Halterofilismo, beisebol, lutas de qualquer natureza e a prática do futebol foram proibidos para as mulheres. As justificativas eram as mais esdrúxulas possíveis e sem nenhum fundamento comprovado. Diziam que as práticas de contato não eram compatíveis ao corpo da mulher – visto que elas precisavam se preservar para a maternidade – e que elas também eram mais frágeis do que os homens.
“O futebol feminino é desaconselhável e, com o passar do tempo, perigoso e nocivo”, dizia o Diário de Notícias de 1941. “As mulheres têm ossos mais frágeis; menor massa muscular; bacia oblíqua; coração menor; respiração menos apropriada a esportes pesados; menor resistência nervosa e de adaptação orgânica”, foi a explicação que saiu na Folha de S. Paulo em 1961.
A proibição só deixou de existir após muita luta e resistência delas em 1979.
Consequências
Aira Bonfim, pesquisadora e mestranda da FGV (Fundação Getúlio Vargas), participou ativamente da inclusão da história das mulheres no Museu do Futebol em 2015 e reforça o quanto fez mal para a modalidade feminina viver por mais de 40 anos de maneira irregular.
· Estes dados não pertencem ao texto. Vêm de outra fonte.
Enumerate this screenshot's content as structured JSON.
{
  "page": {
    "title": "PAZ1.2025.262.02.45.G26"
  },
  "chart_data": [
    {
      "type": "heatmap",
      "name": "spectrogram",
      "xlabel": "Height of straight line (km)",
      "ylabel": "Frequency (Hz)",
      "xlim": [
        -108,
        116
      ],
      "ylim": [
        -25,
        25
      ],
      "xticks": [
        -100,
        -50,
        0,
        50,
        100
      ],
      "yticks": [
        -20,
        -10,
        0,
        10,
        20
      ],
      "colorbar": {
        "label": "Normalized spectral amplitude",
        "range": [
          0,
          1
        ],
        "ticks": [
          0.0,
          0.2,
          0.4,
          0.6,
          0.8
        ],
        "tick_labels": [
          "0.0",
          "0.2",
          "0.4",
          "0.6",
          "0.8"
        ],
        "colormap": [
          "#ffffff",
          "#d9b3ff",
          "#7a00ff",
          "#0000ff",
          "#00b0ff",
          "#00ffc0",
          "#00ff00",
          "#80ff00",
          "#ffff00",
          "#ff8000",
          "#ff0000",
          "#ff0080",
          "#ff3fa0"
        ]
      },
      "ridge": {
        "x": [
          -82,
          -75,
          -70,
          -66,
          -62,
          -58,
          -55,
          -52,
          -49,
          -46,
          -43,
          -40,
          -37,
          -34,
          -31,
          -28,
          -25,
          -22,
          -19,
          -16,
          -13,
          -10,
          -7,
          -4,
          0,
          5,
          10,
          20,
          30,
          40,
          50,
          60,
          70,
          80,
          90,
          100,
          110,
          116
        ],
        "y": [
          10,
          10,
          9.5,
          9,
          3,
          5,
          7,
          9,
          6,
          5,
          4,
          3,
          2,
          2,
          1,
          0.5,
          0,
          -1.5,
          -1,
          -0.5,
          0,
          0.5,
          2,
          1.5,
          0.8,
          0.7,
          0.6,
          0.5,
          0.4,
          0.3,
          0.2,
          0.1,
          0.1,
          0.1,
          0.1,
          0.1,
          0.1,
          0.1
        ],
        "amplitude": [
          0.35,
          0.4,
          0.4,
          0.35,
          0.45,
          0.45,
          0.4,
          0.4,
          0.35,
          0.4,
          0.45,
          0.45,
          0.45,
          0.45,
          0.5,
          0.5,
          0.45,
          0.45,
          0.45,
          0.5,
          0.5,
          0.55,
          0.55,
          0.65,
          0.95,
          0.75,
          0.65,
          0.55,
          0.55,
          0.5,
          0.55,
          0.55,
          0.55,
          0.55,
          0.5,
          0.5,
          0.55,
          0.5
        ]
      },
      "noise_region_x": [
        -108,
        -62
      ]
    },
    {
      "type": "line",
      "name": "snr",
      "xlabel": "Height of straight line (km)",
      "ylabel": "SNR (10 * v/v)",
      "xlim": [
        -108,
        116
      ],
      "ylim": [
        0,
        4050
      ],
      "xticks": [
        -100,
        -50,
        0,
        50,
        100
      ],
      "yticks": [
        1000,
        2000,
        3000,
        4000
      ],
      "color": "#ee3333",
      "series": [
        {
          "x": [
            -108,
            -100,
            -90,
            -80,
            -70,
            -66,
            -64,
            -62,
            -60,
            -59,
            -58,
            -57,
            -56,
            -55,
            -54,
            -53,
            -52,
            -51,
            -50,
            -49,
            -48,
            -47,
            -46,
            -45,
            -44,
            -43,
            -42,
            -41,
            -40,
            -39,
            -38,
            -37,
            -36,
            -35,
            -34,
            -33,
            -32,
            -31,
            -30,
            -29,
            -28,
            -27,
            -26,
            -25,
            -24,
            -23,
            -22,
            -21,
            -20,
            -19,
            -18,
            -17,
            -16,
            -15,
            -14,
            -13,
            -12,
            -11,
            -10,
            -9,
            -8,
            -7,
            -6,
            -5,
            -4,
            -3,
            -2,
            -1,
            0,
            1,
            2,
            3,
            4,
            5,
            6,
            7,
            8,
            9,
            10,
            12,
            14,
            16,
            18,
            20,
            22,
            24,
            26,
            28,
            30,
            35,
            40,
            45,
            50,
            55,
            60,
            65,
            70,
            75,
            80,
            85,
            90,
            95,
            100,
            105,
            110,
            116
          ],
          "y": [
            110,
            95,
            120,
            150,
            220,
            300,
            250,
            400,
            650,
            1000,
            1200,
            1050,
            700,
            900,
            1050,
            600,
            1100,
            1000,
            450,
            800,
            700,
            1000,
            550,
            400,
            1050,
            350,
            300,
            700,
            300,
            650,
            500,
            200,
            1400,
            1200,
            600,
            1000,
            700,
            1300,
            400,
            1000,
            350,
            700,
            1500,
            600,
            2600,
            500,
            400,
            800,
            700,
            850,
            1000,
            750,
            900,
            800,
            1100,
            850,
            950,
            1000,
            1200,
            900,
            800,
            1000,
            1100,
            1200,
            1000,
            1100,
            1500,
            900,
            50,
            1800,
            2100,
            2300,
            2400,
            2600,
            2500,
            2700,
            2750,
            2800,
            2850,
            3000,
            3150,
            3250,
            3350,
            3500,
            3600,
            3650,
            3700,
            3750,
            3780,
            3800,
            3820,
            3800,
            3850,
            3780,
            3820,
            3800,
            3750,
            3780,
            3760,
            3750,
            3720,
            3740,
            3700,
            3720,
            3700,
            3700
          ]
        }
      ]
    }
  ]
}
“Proibir institucionalmente uma prática esportiva não só gerou atrasos e retrocessos no desenvolvimento da modalidade no âmbito das competições esportivas nacionais e internacionais e organização de bases e calendários, mas comprometeu culturalmente e simbolicamente o acesso de gerações de mulheres a esses esportes uma vez eram considerados impróprios e “masculinizantes”, disse a pesquisadora.
Mas a proibição não impediu que as mulheres resistissem e mantivessem a prática esportiva, só que de maneira escondida – e, por isso, essa parte não consta nos documentos históricos da época.
“Apesar da proibição, as mulheres continuaram fazendo. Só que não podiam ser registradas suas conquistas, elas não poderiam aparecer oficialmente nos registros das federações. Isso deu uma invisibilidade na história das mulheres no esporte. Elas estavam, mas não aparecem. Só que o silêncio não significa ausência”, afirma Silvana Goellner, pesquisadora de gênero e educação física na Universidade Federal do Rio Grande do Sul.
“Mesmo proibido no Brasil e em outros países, o futebol de mulheres foi uma experiência de desobediência civil uma vez que mesmo na contramão dos incentivos e da legalidade, foi praticado ao longo de décadas na maioria do território nacional e, aos poucos, atletas engajaram-se de forma associativista e militante a outros movimentos de emancipação feminina, como foi o caso da jogadora do Radar, Rose do Rio no início da década de 80”, relembrou Aira.
As ditaduras e os decretos acabaram na teoria, mas ainda hoje, na prática, existem muitas barreiras para as atletas que ousam desafiar a lógica ainda tão repetida de que “esporte é coisa para homem”.
“Os espaços públicos são ocupados por meninos. Hoje há uma proibição simbólica, ela ainda existe. O que mudou de lá para cá foi a maior participação das mulheres – aumentou a resiliência delas. A despeito de todas essas precariedades, elas não desistiram do futebol”, concluiu Goellner.
“Se temos a oportunidade de torcer, narrar, jogar e minimamente conhecer o futebol de mulheres no Brasil e no mundo, foi graças ao esforço insistente de diferentes grupos de mulheres que durante a transição democrática expuseram publicamente suas posições ‘subversivas’ e escandalosas para os padrões da época em relação ao desejo de viverem mais intensamente o tal esporte nacional deles”, reforçou Aira.
Insistimos. Resistimos. Chegamos a 2021, 80 anos depois da lei que tentou nos parar, mais fortes do que nunca. Ainda tentam, de várias formas, nos impedir de jogar, de evoluir. Nada nos foi dado, tudo foi conquistado. Mas a gente nunca teve preguiça de lutar. Seguiremos dibrando!